Paul Hennessy | LightRocket | Getty Images

Private payrolls growth increased at a faster rate than expected in June thanks to a burst in hiring for the hospitality sector, ADP reported Wednesday.

The gain of 692,000 was well above the 550,000 Dow Jones estimate though it fell short of May's 886,000. In one bit of bad news for the jobs market, the May count was revised down sharply from the initially reported 978,000, though that still left it as the best month since September 2020.

From an industry standpoint, the biggest hiring gain came from the 332,000 pickup in leisure and hospitality. The sector, which includes bars, restaurants, hotels and other related businesses, took the hardest hit from the Covid-19 pandemic but has shown strong gains during the economic reopening.

Education and health services also indicated strong gains, increasing by 123,000, while trade, transportation and utilities rose by 62,000 and professional and business services saw 53,000 hires.

On the goods-producing side, construction payrolls increased by 47,000 while manufacturing was up 19,000.

Overall, services provided the bulk of the job gains with 624,000, while goods producers added 68,000.

ADP chief economist Nela Richardson called the job gains “robust” with about three million hires this year, though that still leaves about 7 million who were working before the pandemic hit without jobs.

“Service providers, the hardest hit sector, continue to do the heavy lifting, with leisure and hospitality posting the strongest gain as businesses begin to reopen to full capacity across the country,” Richardson said.

Job gains again were evenly spread across industries by size.
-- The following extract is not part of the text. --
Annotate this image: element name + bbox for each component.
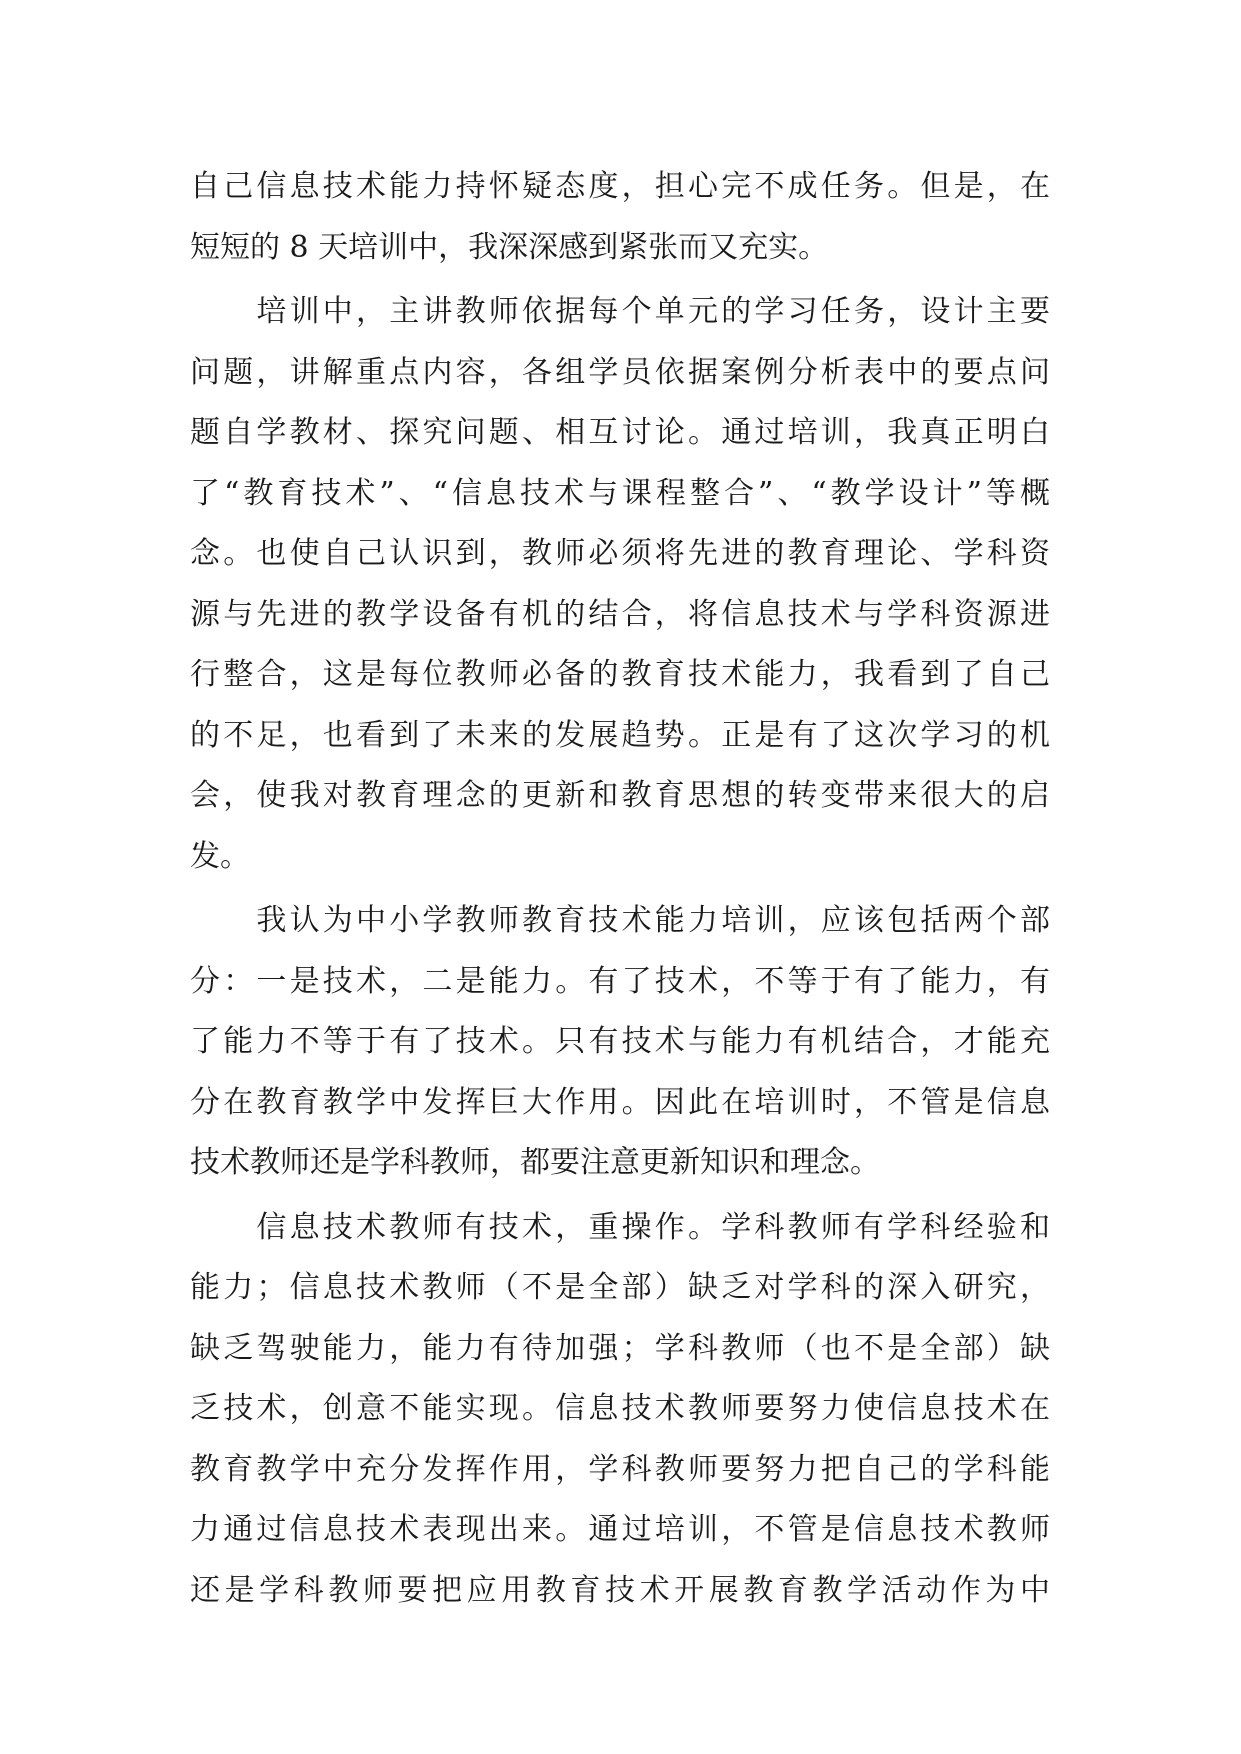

Companies with more than 500 workers added 240,000, while firms with 50-499 workers contributed 236,000 and small firms increased by 215,000, according to ADP, which compiles the report with Moody's Analytics.

The ADP report serves as a walk-up to the more closely watched nonfarm payrolls count that the Labor Department will release Friday.

Economist surveyed by Dow Jones expect a total payroll increase of 706,000, compared to May's 559,000. The unemployment rate is projected to drop to 5.6% from 5.8%. However, the ADP and Labor Department counts often vary widely.